With the first option, we effectively embrace a joyless existence that lacks passion and fulfillment. The second option’s pretty popular, but it’s often just plain stupid.
My friend Adam Markel defines a pivot as: “a small change in direction that creates the potential for transformation.” This approach doesn’t demand that you make a dramatic shift and burn your ships. Instead, you manage change incrementally by “building a bridge to some other outcome while you’re still dealing with the bridge that you’re on,” says Markel, author of Pivot: The Art and Science of Reinventing Your Career and Life.
This type of pivot begins with clarity. When Markel had his pivot moment–an anxiety attack that he mistook for a heart attack–he told his wife if things didn’t change she would soon be a widow.
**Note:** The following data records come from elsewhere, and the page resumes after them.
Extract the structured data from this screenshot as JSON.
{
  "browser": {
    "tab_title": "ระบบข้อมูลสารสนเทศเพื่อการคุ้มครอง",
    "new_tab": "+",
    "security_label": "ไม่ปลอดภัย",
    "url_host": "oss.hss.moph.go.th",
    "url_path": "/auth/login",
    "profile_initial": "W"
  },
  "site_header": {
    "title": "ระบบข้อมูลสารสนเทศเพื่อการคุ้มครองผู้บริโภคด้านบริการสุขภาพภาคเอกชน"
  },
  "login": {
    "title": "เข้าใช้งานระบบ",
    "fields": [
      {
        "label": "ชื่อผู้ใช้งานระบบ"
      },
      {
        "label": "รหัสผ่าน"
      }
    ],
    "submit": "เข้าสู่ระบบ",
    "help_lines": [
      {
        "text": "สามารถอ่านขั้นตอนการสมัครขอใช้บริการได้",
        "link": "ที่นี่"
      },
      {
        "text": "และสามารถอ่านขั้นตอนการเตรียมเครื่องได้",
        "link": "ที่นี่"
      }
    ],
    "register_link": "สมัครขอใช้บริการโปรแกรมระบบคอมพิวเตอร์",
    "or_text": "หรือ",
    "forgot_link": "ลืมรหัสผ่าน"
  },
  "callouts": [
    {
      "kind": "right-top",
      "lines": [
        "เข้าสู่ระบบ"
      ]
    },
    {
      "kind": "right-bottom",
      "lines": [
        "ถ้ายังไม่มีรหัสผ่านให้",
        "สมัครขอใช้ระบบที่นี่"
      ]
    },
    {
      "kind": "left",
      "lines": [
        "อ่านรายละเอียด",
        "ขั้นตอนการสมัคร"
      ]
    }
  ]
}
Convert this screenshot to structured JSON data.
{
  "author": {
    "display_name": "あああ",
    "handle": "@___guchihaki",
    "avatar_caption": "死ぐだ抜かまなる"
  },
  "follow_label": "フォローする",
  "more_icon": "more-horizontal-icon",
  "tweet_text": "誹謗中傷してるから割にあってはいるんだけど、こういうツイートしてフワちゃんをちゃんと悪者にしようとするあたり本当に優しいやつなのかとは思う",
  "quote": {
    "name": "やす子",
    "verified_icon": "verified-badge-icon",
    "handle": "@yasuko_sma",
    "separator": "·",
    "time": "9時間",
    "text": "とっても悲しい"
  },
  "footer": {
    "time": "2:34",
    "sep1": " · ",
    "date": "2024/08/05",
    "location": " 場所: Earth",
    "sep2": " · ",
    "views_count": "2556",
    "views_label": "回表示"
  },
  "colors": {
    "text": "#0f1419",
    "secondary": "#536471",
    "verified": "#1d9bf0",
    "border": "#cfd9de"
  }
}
But he had a thriving law practice, four kids, and two dogs, not to mention a couple of mortgages. He couldn’t sell it all and move the family into a cabin in Montana (even if they would join him). Instead, Markel pivoted slowly. It took nearly three years, but it led to the purposeful, incremental changes that transformed his life.
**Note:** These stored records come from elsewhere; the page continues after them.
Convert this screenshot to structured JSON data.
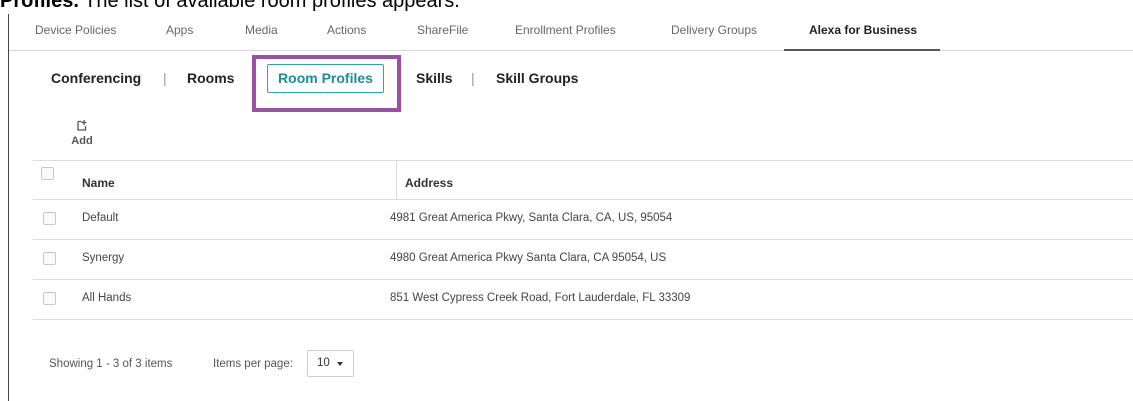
{
  "caption": {
    "bold": "Profiles.",
    "rest": " The list of available room profiles appears."
  },
  "top_tabs": [
    {
      "label": "Device Policies"
    },
    {
      "label": "Apps"
    },
    {
      "label": "Media"
    },
    {
      "label": "Actions"
    },
    {
      "label": "ShareFile"
    },
    {
      "label": "Enrollment Profiles"
    },
    {
      "label": "Delivery Groups"
    },
    {
      "label": "Alexa for Business"
    }
  ],
  "active_top_tab": "Alexa for Business",
  "sub_tabs": [
    {
      "label": "Conferencing"
    },
    {
      "label": "Rooms"
    },
    {
      "label": "Room Profiles"
    },
    {
      "label": "Skills"
    },
    {
      "label": "Skill Groups"
    }
  ],
  "separator": "|",
  "active_sub_tab": "Room Profiles",
  "toolbar": {
    "add_label": "Add",
    "add_icon": "add-page-icon"
  },
  "table": {
    "columns": [
      "Name",
      "Address"
    ],
    "rows": [
      {
        "name": "Default",
        "address": "4981 Great America Pkwy, Santa Clara, CA, US, 95054"
      },
      {
        "name": "Synergy",
        "address": "4980 Great America Pkwy Santa Clara, CA 95054, US"
      },
      {
        "name": "All Hands",
        "address": "851 West Cypress Creek Road, Fort Lauderdale, FL 33309"
      }
    ]
  },
  "pagination": {
    "showing": "Showing 1 - 3 of 3 items",
    "items_per_page_label": "Items per page:",
    "items_per_page_value": "10"
  },
  "colors": {
    "accent": "#1a8f92",
    "highlight_box": "#9b4fa5"
  }
}
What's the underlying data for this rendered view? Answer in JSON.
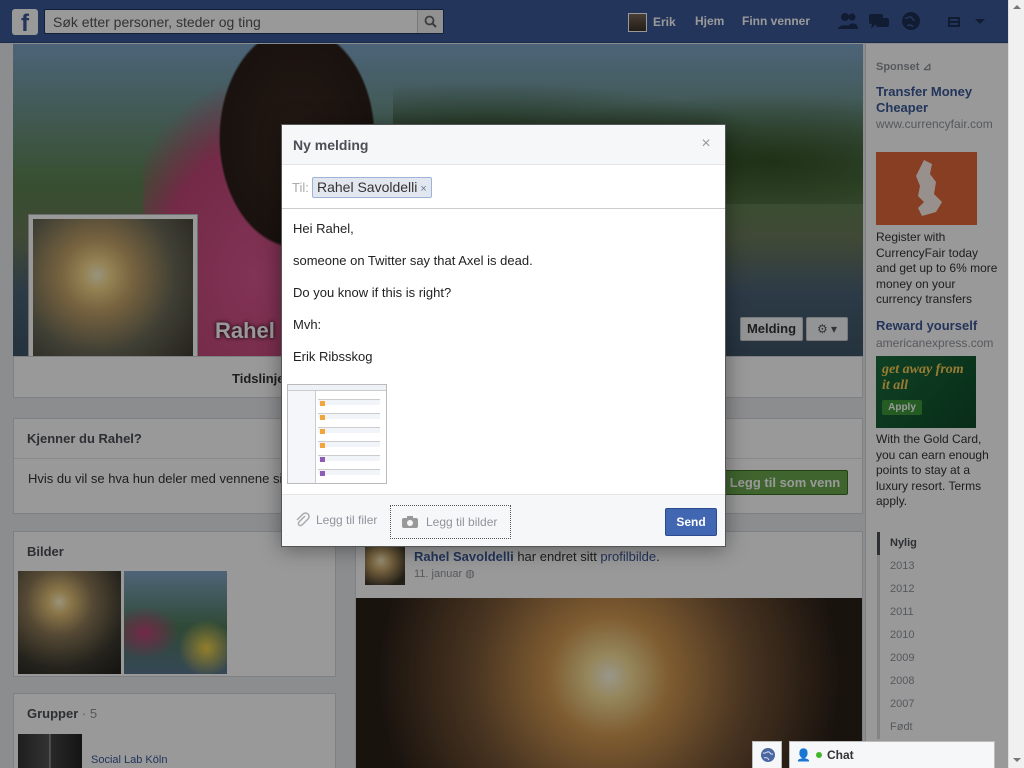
{
  "topbar": {
    "logo": "f",
    "search_placeholder": "Søk etter personer, steder og ting",
    "user_name": "Erik",
    "nav_home": "Hjem",
    "nav_find_friends": "Finn venner",
    "icons": [
      "friend-requests-icon",
      "messages-icon",
      "notifications-icon",
      "privacy-icon",
      "settings-dropdown-icon"
    ]
  },
  "profile": {
    "name": "Rahel",
    "tab_timeline": "Tidslinje",
    "message_button": "Melding",
    "gear_label": "⚙ ▾"
  },
  "know_card": {
    "title": "Kjenner du Rahel?",
    "text": "Hvis du vil se hva hun deler med vennene sine,",
    "add_friend": "Legg til som venn"
  },
  "photos_card": {
    "title": "Bilder"
  },
  "groups_card": {
    "title": "Grupper",
    "count": " · 5",
    "group_name": "Social Lab Köln"
  },
  "feed": {
    "author": "Rahel Savoldelli",
    "action": " har endret sitt ",
    "link": "profilbilde",
    "end": ".",
    "date": "11. januar"
  },
  "sidebar": {
    "sponsored": "Sponset",
    "ads": [
      {
        "title": "Transfer Money Cheaper",
        "url": "www.currencyfair.com",
        "body": "Register with CurrencyFair today and get up to 6% more money on your currency transfers"
      },
      {
        "title": "Reward yourself",
        "url": "americanexpress.com",
        "img_text": "get away from it all",
        "img_btn": "Apply",
        "body": "With the Gold Card, you can earn enough points to stay at a luxury resort. Terms apply."
      }
    ],
    "years": [
      "Nylig",
      "2013",
      "2012",
      "2011",
      "2010",
      "2009",
      "2008",
      "2007",
      "Født"
    ]
  },
  "dialog": {
    "title": "Ny melding",
    "close": "×",
    "to_label": "Til:",
    "recipient": "Rahel Savoldelli",
    "remove": "×",
    "lines": [
      "Hei Rahel,",
      "someone on Twitter say that Axel is dead.",
      "Do you know if this is right?",
      "Mvh:",
      "Erik Ribsskog"
    ],
    "add_files": "Legg til filer",
    "add_photos": "Legg til bilder",
    "send": "Send"
  },
  "chat": {
    "label": "Chat"
  }
}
“Once you have clarity,” he says, “all you need to do is move one step in that direction every moment that you can.”
So how do you arrive at the clarity it takes to make meaningful personal pivots? Markel teaches these six basic steps:
1. Un-believe
We often go through life wearing the chains of limiting beliefs–the idea that we can only do this or we can never do that. These beliefs develop over time, often without us even realizing it. If we’re held hostage by beliefs that prevent us from getting where we want to go, we have to give them up. Thus, Markel recommends starting the quest for clarity by examining our beliefs and rejecting the ones that are holding us back from the life we want to live or the goals we want to achieve.
2. Let go
It’s hard, if not impossible, to find clarity until we’re willing to let go of the baggage that clouds our view of life. That includes old angers and resentments, but it also includes the idea that we need a full road map before we can even start the car. Leaders often like to have all the answers–to feel like we’re in full control. But if we wait for all the answers, we’ll never get moving.
3. Face your fears
Change, even in incremental doses, typically takes us out of our comfort zone. There’s a proper place for fear, and it’s not in the driver’s seat. In fact, it can’t hold the map or program the GPS. If we don’t understand our fears and take control of them, we can’t see where we’re heading, much less get there. This isn’t an easy process, but it’s essential to clarity.
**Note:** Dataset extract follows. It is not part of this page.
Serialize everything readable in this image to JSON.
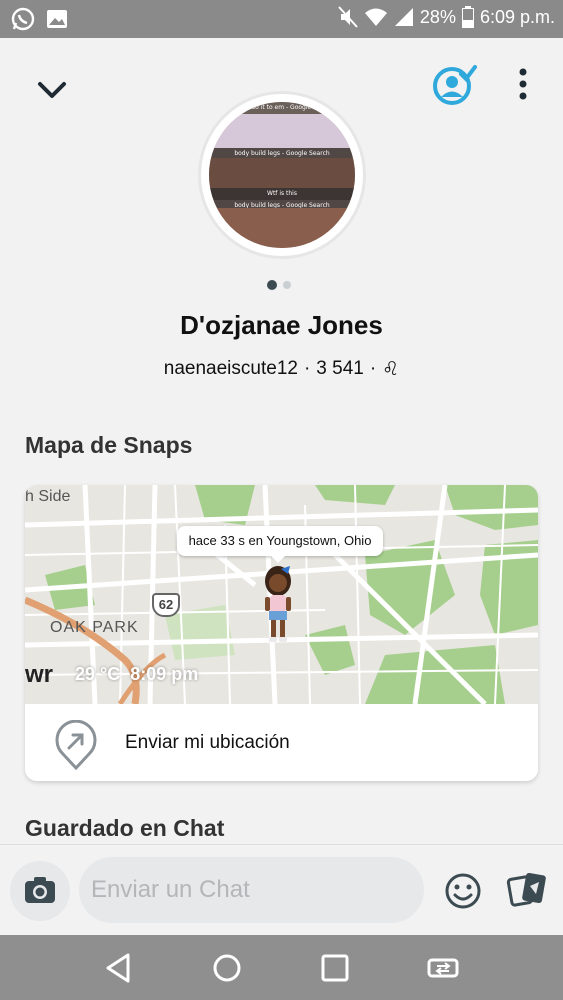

4. Discover your core identity
We’re always changing from something to something else. From what to what? That’s a question of identity. Step four is about discovering who you want to be, and then, as Markel puts it, “entering the pivot phone booth” like Clark Kent and coming out as your real Superman self.
5. Envision your future
The next step is a search for your life’s purpose, which allows you to fully envision your future. This provides the ultimate target and helps ensure you put your ladder on the right wall before you climb. Then you can pivot incrementally toward the life and legacy you long to create.
6. Big D Decide
The last step toward clarity is to make a decision about how you’re going to act. This isn’t just any old decision. As Markel puts it, this is a “commitment so powerful you simply must take action.” It’s the culmination of the hard work that went into the first five steps.
The mistake many of us make is to go straight to a decision without the introspection that provides enough clarity to actually make the right choice. When we do the hard work on the front end, however, we can pivot with confidence because we believe in ourselves, believe in where we’re going, and believe in our plan to get there.
“The real threat is not that you pivot and that you regret it,” Markel says. “It’s that you don’t pivot and you live to regret it later.”